Prior to this season, Brandin Cooks had never appeared in a playoff game. In his first year in New England, he promptly helped the team reach the Super Bowl – but his night ended after only 17 minutes of game time. On his first catch of the day, a 23-yard completion, the wide receiver was hit from behind and suffered a head injury. He was quickly declared out. Cooks, especially considering how well the Patriots started to move the football later on in the game, could have had a big performance in his first title game. Unfortunately for him, though it ended in the locker room.

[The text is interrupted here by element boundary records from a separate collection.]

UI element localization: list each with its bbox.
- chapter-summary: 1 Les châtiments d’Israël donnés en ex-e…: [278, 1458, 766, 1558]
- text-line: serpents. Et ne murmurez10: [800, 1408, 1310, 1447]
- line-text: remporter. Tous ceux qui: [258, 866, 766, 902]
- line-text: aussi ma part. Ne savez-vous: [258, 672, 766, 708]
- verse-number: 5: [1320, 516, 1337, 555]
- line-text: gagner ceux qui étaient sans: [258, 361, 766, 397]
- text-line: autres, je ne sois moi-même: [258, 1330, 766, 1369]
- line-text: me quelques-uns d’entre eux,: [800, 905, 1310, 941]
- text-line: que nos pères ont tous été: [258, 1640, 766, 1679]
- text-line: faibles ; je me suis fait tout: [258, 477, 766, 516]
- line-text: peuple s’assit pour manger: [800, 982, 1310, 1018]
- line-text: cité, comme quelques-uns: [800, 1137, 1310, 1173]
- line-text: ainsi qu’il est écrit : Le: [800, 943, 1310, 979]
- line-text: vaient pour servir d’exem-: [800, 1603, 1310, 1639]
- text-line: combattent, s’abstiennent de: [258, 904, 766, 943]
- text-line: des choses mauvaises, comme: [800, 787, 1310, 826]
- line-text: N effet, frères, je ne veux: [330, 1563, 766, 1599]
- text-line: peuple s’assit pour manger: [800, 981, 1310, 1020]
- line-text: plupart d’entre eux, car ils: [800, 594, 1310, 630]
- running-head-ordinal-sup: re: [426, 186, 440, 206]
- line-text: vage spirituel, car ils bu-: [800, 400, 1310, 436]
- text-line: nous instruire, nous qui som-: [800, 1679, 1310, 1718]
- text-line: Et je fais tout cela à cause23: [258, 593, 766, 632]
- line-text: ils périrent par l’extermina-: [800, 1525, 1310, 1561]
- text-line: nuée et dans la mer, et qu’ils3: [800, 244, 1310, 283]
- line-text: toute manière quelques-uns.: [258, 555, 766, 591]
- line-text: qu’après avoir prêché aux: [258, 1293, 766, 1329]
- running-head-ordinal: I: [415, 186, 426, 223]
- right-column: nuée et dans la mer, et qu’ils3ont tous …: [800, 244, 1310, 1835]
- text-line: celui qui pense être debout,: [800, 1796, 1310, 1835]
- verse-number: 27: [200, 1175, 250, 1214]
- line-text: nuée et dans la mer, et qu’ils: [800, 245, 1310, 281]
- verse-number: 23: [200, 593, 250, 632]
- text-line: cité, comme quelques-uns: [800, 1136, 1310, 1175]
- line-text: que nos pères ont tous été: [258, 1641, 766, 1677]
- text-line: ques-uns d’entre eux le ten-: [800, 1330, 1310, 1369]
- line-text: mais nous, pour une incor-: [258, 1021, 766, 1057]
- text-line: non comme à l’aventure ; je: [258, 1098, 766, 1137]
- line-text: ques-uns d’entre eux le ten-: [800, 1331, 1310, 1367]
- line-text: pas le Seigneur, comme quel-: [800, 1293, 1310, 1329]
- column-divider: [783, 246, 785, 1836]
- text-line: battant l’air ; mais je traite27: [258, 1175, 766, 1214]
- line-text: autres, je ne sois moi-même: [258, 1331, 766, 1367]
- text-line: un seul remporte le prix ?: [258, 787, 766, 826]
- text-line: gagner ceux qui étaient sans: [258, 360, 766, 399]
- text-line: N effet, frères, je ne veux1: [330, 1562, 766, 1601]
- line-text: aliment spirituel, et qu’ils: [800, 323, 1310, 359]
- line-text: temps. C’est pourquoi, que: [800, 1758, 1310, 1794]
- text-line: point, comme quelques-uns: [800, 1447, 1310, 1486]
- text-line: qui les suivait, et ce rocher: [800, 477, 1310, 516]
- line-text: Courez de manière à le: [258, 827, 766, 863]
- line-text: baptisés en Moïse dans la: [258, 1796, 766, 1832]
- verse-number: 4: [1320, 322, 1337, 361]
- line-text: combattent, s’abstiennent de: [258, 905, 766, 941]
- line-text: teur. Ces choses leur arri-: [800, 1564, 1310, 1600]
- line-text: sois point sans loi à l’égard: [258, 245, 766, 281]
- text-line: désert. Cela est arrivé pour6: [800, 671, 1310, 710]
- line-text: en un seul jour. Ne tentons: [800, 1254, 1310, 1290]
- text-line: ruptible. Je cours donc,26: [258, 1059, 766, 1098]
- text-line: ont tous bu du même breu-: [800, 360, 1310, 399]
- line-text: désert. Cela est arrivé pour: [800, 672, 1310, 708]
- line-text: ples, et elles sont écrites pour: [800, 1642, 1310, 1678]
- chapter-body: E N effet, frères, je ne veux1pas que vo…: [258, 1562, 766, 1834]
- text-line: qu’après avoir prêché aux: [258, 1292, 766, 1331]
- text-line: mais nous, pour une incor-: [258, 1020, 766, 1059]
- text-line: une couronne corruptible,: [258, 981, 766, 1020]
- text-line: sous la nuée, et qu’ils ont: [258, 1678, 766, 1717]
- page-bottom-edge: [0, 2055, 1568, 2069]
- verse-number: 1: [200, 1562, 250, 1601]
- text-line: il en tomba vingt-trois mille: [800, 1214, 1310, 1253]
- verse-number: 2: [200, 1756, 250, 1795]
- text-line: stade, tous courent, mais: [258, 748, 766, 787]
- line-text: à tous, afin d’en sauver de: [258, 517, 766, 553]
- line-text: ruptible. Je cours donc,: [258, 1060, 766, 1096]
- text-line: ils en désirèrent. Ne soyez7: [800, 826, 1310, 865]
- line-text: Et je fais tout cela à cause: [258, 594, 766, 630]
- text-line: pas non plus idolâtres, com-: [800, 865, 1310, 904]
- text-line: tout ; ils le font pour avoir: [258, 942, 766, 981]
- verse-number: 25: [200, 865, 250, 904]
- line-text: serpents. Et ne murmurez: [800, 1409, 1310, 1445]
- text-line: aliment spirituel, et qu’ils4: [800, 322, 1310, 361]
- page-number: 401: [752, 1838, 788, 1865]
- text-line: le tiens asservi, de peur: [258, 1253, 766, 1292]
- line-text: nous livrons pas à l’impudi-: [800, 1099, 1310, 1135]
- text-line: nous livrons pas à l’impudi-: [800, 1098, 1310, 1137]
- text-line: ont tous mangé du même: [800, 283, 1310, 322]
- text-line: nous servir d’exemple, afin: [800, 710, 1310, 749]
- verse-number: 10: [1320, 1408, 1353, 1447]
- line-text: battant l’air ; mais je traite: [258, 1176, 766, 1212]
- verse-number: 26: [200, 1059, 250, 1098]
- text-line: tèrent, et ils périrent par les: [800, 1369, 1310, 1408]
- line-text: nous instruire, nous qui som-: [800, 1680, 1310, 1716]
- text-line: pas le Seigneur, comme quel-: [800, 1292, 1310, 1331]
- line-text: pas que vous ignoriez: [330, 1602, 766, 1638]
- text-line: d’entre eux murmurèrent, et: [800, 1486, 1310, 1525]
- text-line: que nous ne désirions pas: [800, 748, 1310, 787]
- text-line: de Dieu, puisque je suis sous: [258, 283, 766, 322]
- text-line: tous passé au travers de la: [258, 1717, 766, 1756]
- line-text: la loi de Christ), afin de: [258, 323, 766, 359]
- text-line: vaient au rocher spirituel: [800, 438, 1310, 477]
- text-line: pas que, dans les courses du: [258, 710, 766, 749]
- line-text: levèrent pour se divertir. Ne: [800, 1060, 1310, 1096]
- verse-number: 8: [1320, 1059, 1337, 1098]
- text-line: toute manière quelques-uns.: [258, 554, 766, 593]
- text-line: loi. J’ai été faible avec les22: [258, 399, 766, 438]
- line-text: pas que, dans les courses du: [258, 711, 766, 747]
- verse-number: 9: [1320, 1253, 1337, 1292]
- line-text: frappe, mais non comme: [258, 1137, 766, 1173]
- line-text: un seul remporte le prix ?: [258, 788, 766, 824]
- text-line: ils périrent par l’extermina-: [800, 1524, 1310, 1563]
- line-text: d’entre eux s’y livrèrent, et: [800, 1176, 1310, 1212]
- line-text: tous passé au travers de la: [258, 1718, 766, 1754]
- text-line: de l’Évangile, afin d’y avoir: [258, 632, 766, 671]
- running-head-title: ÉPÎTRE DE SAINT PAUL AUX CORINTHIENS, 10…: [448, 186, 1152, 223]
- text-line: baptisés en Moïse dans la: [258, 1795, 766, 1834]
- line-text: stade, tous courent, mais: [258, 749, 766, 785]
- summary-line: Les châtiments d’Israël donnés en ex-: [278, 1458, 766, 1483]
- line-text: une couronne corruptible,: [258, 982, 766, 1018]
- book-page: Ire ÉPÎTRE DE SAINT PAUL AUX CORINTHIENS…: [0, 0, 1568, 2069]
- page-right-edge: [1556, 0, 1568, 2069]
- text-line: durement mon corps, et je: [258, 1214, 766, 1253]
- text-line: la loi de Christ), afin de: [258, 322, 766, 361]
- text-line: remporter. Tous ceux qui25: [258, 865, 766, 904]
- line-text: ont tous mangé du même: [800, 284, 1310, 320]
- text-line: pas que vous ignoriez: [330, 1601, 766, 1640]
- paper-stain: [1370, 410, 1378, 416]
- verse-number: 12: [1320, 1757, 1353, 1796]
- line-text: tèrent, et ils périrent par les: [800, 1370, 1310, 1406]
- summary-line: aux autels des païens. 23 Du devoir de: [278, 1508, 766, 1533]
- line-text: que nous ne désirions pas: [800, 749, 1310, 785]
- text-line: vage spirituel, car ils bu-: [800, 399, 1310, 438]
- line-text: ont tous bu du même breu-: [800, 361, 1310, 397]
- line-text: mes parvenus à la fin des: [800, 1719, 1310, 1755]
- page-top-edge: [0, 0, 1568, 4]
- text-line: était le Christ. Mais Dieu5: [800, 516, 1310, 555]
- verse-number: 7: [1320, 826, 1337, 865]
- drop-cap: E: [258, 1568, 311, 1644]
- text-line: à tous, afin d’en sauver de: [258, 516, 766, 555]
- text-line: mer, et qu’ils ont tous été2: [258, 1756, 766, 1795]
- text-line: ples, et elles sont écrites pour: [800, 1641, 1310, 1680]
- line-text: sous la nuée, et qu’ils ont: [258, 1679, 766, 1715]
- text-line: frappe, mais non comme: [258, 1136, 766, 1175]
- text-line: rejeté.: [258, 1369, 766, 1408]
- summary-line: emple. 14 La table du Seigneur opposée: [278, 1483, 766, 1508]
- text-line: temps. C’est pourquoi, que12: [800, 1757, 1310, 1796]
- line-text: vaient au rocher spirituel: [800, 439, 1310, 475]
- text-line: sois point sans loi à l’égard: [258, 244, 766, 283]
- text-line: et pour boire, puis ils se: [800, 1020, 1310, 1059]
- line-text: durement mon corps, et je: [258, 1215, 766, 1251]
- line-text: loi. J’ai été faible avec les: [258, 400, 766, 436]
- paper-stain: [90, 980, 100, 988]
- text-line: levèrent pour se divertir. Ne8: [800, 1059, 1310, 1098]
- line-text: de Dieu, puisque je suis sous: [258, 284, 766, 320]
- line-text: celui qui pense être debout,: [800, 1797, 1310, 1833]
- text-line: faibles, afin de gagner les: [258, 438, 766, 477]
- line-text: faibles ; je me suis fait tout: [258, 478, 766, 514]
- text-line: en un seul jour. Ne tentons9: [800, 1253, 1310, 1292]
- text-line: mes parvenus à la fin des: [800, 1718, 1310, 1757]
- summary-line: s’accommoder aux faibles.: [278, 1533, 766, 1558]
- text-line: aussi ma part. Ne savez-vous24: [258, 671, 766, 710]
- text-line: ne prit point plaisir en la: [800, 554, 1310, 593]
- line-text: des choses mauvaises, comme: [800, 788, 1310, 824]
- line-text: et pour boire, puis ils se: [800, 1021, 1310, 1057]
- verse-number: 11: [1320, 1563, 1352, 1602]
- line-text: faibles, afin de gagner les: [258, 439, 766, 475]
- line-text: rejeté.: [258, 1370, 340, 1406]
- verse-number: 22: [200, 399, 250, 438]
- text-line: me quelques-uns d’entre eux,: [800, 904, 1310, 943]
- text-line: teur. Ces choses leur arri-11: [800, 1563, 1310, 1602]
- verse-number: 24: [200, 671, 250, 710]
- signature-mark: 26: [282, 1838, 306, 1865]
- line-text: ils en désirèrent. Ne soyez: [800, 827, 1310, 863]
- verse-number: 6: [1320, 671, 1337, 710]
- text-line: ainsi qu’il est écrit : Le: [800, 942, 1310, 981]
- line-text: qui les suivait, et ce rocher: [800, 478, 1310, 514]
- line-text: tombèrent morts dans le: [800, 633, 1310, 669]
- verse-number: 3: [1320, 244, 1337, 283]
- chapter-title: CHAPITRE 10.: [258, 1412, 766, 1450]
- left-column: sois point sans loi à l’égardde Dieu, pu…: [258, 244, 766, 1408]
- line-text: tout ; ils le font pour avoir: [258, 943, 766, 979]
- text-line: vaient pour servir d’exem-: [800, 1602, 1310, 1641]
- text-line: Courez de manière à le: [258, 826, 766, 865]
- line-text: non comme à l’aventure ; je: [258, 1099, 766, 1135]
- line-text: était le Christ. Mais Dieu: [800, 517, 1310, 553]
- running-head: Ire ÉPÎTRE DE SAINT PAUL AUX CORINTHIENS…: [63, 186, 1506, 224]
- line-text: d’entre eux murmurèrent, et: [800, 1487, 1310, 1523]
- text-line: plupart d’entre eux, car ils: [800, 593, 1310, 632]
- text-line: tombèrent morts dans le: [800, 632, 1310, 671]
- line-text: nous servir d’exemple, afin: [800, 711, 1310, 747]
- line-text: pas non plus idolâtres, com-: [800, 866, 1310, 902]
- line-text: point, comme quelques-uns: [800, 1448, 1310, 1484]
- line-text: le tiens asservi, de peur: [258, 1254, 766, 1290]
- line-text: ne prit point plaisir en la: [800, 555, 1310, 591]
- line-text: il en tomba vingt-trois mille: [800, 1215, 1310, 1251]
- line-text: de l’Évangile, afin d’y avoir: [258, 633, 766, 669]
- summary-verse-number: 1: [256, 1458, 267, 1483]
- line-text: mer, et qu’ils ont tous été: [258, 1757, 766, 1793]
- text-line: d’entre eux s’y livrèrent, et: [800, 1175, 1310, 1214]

Loser: The field goal operation

Super Bowl 52 was ultimately decided by eight points – a score that could have been closer had the Patriots just been able to score in the kicking game in the first half. It all started with a botched field goal attempt early in the second quarter. After a bad snap by Joe Cardona, holder Ryan Allen and kicker Stephen Gostkowski were forced out of their rhythm and the kick hit the upright. Later in the quarter, Gostkowski shanked another kick; an extra point that would have brought the Patriots within three points.

Semi-winner: WR Chris Hogan

After dealing with injuries for most of the season's second half, wide receiver Chris Hogan had a big statistical day against the Eagles. The second-year Patriot played 93% of offensive snaps – leading all wide receivers – and caught six passes for 128 yards and a touchdown. Hogan looked like his typical self for the first time since earlier in the season and helped New England's offense move the football on a very good defense.

All in all, there are no winners from yesterday's game except those that don the Eagles' green. The Patriots, playing a sloppy game on defense and making head-scratching decisions at times, were simply not good enough yesterday to defeat the NFC champions. They have seven months to figure things out before the quest to regain the title starts.